Don’t undermine your argument
Avoid using apologetic phrases that sound uncertain or confused:
- “This is just one approach among many.”
- “There are good arguments on both sides of this issue.”
- “There is no clear answer to this problem.”
Even if your essay has explored different points of view, your own position should be clear. There may be many possible approaches to the topic, but you want to leave the reader convinced that yours is the best one!
- Literary analysis
This conclusion is taken from an argumentative essay about the internet’s impact on education. It acknowledges the opposing arguments while taking a clear, decisive position.
The internet has had a major positive impact on the world of education; occasional pitfalls aside, its value is evident in numerous applications. The future of teaching lies in the possibilities the internet opens up for communication, research, and interactivity. As the popularity of distance learning shows, students value the flexibility and accessibility offered by digital education, and educators should fully embrace these advantages. The internet’s dangers, real and imaginary, have been documented exhaustively by skeptics, but the internet is here to stay; it is time to focus seriously on its potential for good.
This conclusion is taken from a short expository essay that explains the invention of the printing press and its effects on European society. It focuses on giving a clear, concise overview of what was covered in the essay.
The invention of the printing press was important not only in terms of its immediate cultural and economic effects, but also in terms of its major impact on politics and religion across Europe. In the century following the invention of the printing press, the relatively stationary intellectual atmosphere of the Middle Ages gave way to the social upheavals of the Reformation and the Renaissance. A single technological innovation had contributed to the total reshaping of the continent.
This conclusion is taken from a literary analysis essay about Mary Shelley’s Frankenstein . It summarizes what the essay’s analysis achieved and emphasizes its originality.
By tracing the depiction of Frankenstein through the novel’s three volumes, I have demonstrated how the narrative structure shifts our perception of the character. While the Frankenstein of the first volume is depicted as having innocent intentions, the second and third volumes—first in the creature’s accusatory voice, and then in his own voice—increasingly undermine him, causing him to appear alternately ridiculous and vindictive. Far from the one-dimensional villain he is often taken to be, the character of Frankenstein is compelling because of the dynamic narrative frame in which he is placed. In this frame, Frankenstein’s narrative self-presentation responds to the images of him we see from others’ perspectives.

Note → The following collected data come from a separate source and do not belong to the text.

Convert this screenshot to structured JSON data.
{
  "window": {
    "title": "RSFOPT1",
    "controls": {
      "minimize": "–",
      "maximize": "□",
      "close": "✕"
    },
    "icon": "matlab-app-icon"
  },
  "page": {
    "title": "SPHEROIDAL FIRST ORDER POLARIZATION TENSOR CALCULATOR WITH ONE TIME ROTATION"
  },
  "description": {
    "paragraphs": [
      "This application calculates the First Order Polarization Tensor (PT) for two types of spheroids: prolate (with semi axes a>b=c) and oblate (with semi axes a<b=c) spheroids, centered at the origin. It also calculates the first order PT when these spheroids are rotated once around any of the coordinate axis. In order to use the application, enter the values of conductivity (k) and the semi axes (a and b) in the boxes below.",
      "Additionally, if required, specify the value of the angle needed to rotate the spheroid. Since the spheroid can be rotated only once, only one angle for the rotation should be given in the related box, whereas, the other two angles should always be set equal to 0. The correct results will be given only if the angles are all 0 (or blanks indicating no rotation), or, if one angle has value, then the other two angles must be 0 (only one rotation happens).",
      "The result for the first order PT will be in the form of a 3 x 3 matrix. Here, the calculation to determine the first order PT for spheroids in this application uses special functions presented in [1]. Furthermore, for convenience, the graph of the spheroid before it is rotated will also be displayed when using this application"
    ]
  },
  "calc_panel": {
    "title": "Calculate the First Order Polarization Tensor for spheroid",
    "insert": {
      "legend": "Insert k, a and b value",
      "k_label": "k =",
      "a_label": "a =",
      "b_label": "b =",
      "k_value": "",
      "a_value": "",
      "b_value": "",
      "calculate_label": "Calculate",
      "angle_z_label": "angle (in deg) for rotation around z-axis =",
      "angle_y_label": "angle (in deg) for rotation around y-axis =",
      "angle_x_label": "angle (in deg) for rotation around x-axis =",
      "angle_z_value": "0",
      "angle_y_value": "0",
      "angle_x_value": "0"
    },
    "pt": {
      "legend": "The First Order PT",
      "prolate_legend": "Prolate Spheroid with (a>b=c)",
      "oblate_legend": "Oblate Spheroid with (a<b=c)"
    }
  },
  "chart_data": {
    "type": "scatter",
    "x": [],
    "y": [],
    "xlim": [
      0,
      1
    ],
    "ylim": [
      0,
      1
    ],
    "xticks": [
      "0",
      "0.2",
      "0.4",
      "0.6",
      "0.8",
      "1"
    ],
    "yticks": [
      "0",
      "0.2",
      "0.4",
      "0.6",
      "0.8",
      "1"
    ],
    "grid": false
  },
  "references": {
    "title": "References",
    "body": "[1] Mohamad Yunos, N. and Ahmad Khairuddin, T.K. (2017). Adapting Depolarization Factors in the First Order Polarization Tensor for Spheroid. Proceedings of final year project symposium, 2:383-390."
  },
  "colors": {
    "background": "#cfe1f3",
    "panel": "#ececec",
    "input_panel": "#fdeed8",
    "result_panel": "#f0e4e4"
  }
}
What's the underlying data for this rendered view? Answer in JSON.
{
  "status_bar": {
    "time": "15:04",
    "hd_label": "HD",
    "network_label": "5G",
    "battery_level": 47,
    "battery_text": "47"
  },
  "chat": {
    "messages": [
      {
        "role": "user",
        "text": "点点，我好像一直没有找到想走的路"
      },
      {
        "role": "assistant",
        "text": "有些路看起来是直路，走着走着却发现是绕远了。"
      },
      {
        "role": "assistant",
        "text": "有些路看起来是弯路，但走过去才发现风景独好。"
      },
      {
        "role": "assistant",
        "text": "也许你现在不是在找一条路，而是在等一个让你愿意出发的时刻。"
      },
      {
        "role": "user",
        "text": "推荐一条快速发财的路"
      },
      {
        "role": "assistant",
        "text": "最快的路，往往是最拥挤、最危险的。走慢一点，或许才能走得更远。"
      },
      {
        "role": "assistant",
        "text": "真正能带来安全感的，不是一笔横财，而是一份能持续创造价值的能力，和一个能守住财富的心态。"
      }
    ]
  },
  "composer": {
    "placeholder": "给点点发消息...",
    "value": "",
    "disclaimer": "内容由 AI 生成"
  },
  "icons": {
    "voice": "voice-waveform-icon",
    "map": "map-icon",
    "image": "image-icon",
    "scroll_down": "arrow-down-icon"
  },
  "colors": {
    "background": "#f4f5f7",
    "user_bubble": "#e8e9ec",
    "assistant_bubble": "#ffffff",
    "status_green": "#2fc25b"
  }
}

This conclusion sheds new light on the novel, foregrounding Shelley’s unique layering of narrative perspectives and its importance for the depiction of character.
Your essay’s conclusion should contain:
- A rephrased version of your overall thesis
- A brief review of the key points you made in the main body
- An indication of why your argument matters
The conclusion may also reflect on the broader implications of your argument, showing how your ideas could applied to other contexts or debates.
For a stronger conclusion paragraph, avoid including:
- Important evidence or analysis that wasn’t mentioned in the main body
- Generic concluding phrases (e.g. “In conclusion…”)
- Weak statements that undermine your argument (e.g. “There are good points on both sides of this issue.”)
Your conclusion should leave the reader with a strong, decisive impression of your work.
The conclusion paragraph of an essay is usually shorter than the introduction . As a rule, it shouldn’t take up more than 10–15% of the text.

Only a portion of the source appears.